Mit seiner Kritik wendet sich Marx insbesondere auch gegen das, was Engels den »utopischen Sozialismus« nennt und den er vom eigentlichen »wissenschaftlichen Sozialismus« unterscheidet (Engels, ES, MEW, Bd. 19, 177–228). Der wissenschaftliche Sozialismus dürfe »nicht von Prinzipien, sondern [müsse] von Tatsachen aus[gehen]« (Engels, »Heinzen«, MEW, Bd. 4, 321; s. auch Engels, ES, MEW, Bd. 19, 189). Mit unserer geschwisterlichen Gerechtigkeitstheorie gehören wir für Marx und Engels bestenfalls zu der »ganzen Bande halbreifer Studiosen und überweiser Doctores, die dem Sozialismus eine ›höhere, ideale‹ Wendung geben wollen, d.h. die materialistische Basis […] durch moderne Mythologie mit ihren Göttinnen der Gerechtigkeit, Freiheit, Gleichheit und fraternité [ersetzen wollen]« (Marx, Brief an F. A. Sorge vom 19. Oktober 1877, MEW, Bd. 34, 303; s. dazu auch Engels, »Anti-Dühring«, MEW, Bd. 20, 78–110). Bereits der Untertitel unserer Untersuchung hätte für Marx und Engels »reaktionär« geklungen (ebd.).
0.2.2. Zumindest einige utopische Sozialisten sollte man gegen Marx‹ und Engels‹ Vorwurf in Schutz nehmen. Robert Owen z.B. rechtfertigt seine »Prinzipien« (wir würden von »Umsetzungsregeln« sprechen, s. dazu 1.4.1.) ausdrücklich auf der Grundlage von Tatsachen (Robert Owen, »A New View of Society«, 1991 [1813], 71; »A Further Development of the Plan for the Relief of the Poor, and the Emancipation of Mankind«). Owen hat sich außerdem bekanntlich in »New Harmony« im Bundesstaat Indiana mit einem groß angelegten Experiment um die Realisierung seines utopischen Sozialismus bemüht. Ernst Bloch wusste, dass Owens Utopie z.B. auf der konkreten Tatsache beruhte, dass »ein gut genährter und nicht unzufriedener Arbeiter in der halben Zeit dasselbe und Besseres schafft wie ein Galeerensklave« (Bloch, »Prinzip Hoffnung«, 31976, 647). Dennoch war Bloch Owens Utopie nicht konkret genug, und er hat sie als nur »abstrakte Utopie« zurückgewiesen (Bloch, »Prinzip Hoffnung«, 31976, 1226). Diese Bezeichnung nehmen wir in unserem Untertitel ausdrücklich an, weil wir glauben, dass normative politische Philosophie als abstrakte Utopie der konkreten Utopie systematisch vorausgeht.

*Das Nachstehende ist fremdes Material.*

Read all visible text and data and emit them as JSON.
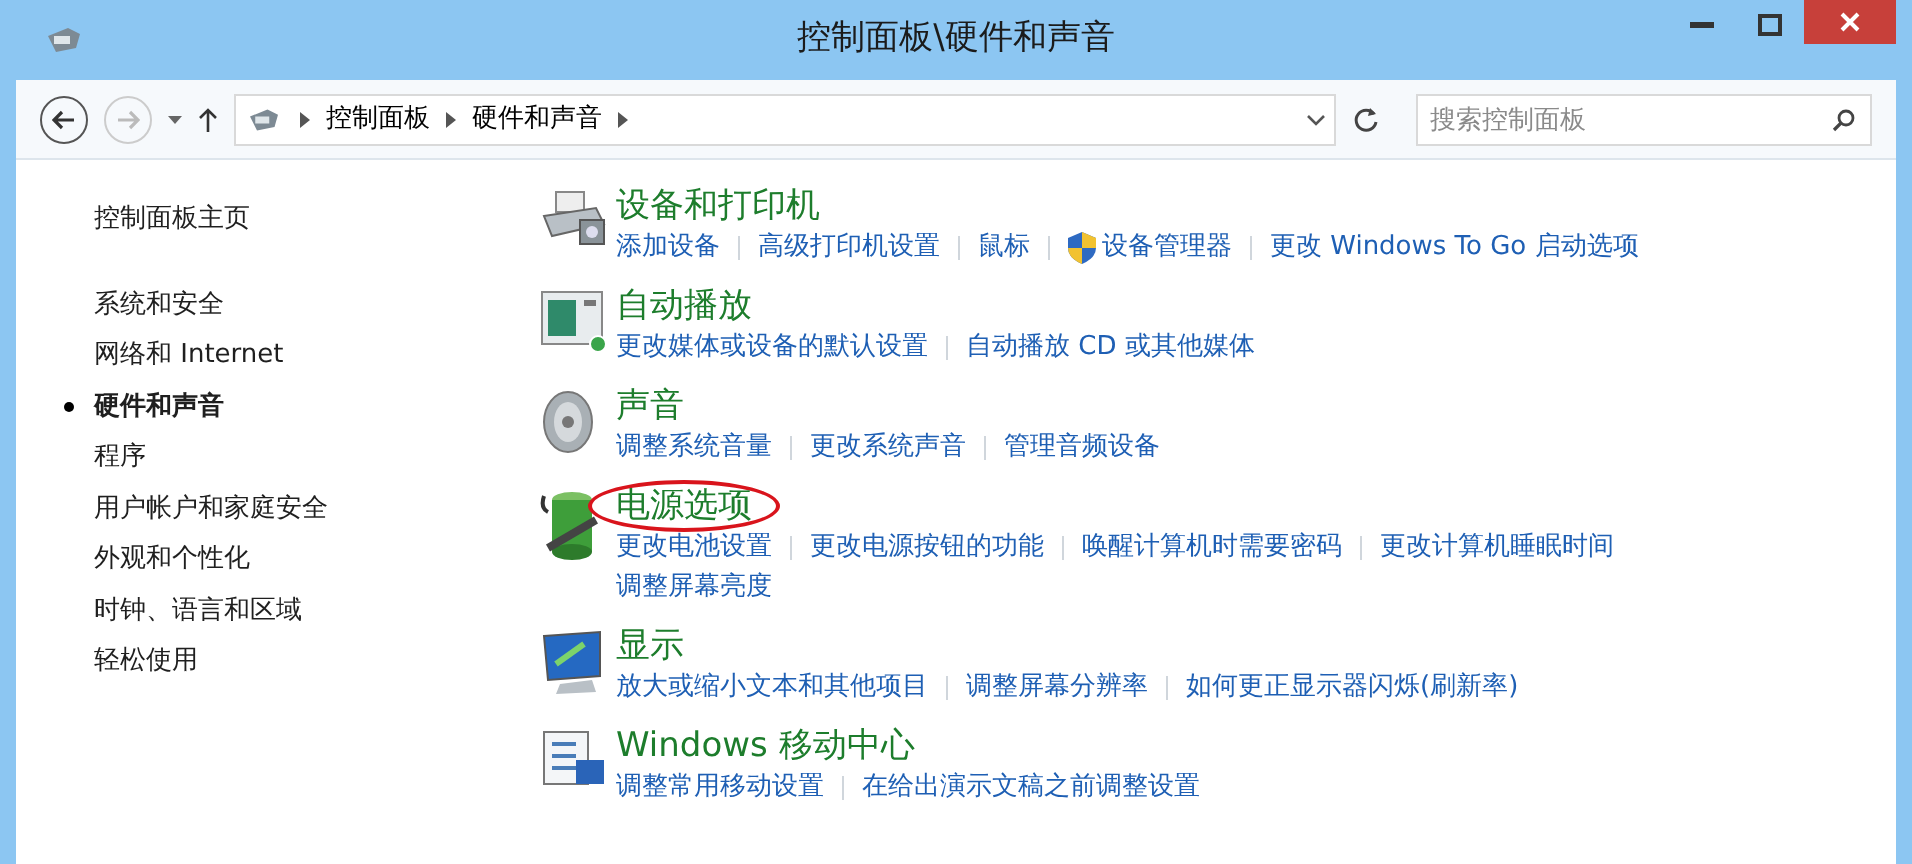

Owens »New Harmony« Experiment ist gescheitert. Selbst wenn es daran gescheitert sein sollte, dass seine Prinzipien zu »abstrakt« waren, kann man Owen nicht vorwerfen, er habe nur »Mythologie« betrieben. Marx‹ berühmter Vorwurf, wonach die traditionellen Philosophen, »die Welt nur […] interpretiert« und nicht »verändert« hätten, trifft Owen nicht (Marx, »Feuerbach«, MEW, Bd. 3, 5 ff.). Marx‹ eigentlicher Vorwurf scheint eher darin zu bestehen, dass Owen die Welt nicht (genau) genug interpretiert hat (s. dazu Marx, »Kapital I«, MEW, Bd. 23, 109Fn f.). In einem polemischen Sinn von »Mythos« kann man eine falsche Interpretation der Welt durchaus auch als »Mythologie« bezeichnen. Marx‹ und Owens Ansatz sind aber nicht durch den kategorialen Unterschied zwischen »Materialismus« und »Idealismus« unterschieden, wie Marx es in seinem oben zitierten Brief an Sorge nahelegt. Dieser Unterschied wird nicht etwa deshalb aufgehoben, weil die utopischen Sozialisten eine materialistische Begründung von »Freiheit, Gleichheit und fraternité« geliefert hätten (Marx, Brief an F. A. Sorge, vom 19. Oktober 1877, MEW, Bd. 34, 303). Vielmehr kommt Marx selbst, wie wir unten noch sehen werden, nicht ohne diese, wie er es nennt, »Göttinnen« aus.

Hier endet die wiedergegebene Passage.